Que em pleno século 21 estejamos há dias discutindo uma obra de arte do século 15 é talvez o único lado bom da história —ou mau, já explico. Da Vinci, escreveu um crítico no site de cultura pop Vulture, teria adorado a festa para ele em Paris, cheia de gente que, como ele, talvez não fosse bem-vindo em certos círculos de poder e prestígio. Tendo a concordar que ele curtiria o fervo, longe da sisudez da ceia no mosteiro.

Outros artistas, muitos outros, aliás, já fizeram releituras mais ou menos espertas, mais ou menos ousadas, escandalosas, da "Última Ceia". O tableau vivant olímpico agora seria só mais uma, e das mais fracas, embora preencha todos os requisitos da cartilha "woke" e capriche na inclusão de todas as infinitas letras da sigla LGBTQIA+.

O fotógrafo americano, também gay, David LaChapelle talvez tenha feito a melhor delas, mantendo um Jesus de ares angelicais no centro de sua composição, mas rodeando o filho de Deus com homens negros de roupa esportiva, um elenco que poderia ter saído de qualquer clipe de hip-hop da virada do milênio. LaChapelle juntou corpos estigmatizados em torno da figura de Cristo para dizer que, no fundo, estamos falando de amor ao próximo, sem ressalvas.

Que estejamos discutindo essas imagens ainda, em especial Da Vinci, centenas de anos depois atesta que arte que é boa sobrevive a tudo, nos constrói como seres humanos e nos distancia da barbárie. Que estejamos ainda no assunto mostra que talvez haja um esgotamento de ideias e referências que mergulha nossa cultura contemporânea num sem-fim de remakes, tortos, anódinos, bizarros, que seja, mas que não chegam aos pés dos originais.

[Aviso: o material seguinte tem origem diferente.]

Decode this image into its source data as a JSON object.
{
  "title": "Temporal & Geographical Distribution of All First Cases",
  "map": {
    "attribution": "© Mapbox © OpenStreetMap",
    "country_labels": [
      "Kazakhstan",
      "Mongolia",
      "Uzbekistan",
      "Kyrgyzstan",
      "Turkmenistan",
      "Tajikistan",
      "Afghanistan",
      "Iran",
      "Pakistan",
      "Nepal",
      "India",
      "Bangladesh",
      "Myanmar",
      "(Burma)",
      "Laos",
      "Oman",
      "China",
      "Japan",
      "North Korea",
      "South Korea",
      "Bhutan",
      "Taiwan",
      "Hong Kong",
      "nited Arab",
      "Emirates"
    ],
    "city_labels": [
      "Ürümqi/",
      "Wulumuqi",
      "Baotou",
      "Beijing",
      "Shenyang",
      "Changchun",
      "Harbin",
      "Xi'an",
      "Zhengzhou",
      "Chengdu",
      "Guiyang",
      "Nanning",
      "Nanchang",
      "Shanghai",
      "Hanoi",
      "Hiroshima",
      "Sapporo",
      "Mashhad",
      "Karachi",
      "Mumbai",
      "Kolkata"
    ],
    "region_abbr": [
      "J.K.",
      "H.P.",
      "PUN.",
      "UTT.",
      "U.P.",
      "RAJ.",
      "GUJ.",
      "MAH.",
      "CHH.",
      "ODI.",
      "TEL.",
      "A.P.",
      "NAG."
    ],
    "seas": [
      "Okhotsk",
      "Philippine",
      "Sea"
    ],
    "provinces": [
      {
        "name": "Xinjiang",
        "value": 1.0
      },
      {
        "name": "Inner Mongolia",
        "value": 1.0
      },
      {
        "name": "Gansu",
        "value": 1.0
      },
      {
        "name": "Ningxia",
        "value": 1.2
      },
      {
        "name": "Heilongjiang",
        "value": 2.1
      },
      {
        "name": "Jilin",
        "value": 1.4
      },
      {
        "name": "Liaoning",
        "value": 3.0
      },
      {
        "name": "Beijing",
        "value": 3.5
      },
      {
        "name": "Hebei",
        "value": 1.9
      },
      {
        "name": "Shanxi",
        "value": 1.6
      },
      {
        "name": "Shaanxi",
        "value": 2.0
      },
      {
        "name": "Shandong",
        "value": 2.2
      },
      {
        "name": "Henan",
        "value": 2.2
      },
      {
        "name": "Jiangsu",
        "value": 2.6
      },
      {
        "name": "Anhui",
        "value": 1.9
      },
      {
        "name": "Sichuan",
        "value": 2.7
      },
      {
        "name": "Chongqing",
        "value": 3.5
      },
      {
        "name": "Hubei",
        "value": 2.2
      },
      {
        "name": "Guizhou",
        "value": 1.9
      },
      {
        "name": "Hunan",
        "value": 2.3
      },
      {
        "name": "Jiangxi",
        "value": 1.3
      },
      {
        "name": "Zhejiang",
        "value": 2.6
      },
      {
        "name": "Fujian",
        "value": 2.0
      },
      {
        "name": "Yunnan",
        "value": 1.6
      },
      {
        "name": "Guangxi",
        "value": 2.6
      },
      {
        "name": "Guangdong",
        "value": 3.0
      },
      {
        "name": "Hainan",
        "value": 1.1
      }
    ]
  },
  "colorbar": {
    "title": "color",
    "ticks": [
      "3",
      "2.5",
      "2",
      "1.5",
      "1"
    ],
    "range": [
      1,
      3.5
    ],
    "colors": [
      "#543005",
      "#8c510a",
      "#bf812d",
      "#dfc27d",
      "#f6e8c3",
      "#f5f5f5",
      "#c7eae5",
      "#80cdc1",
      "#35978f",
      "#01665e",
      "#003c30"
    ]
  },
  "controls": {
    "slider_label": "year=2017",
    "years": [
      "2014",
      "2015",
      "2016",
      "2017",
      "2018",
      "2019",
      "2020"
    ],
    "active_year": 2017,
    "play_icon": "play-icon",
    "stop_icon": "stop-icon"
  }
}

Os raivosos, de autoridades católicas a figuras ilustres da novíssima ultradireita global, não perderam a chance de desfilar sua intolerância diante do mundo. A turma colorida da festa drag olímpica, por outro lado, não criou nenhuma obra de arte, só mostrou o que qualquer ser esclarecido entre nós deveria encarar como nada mais que a realidade plural do mundo.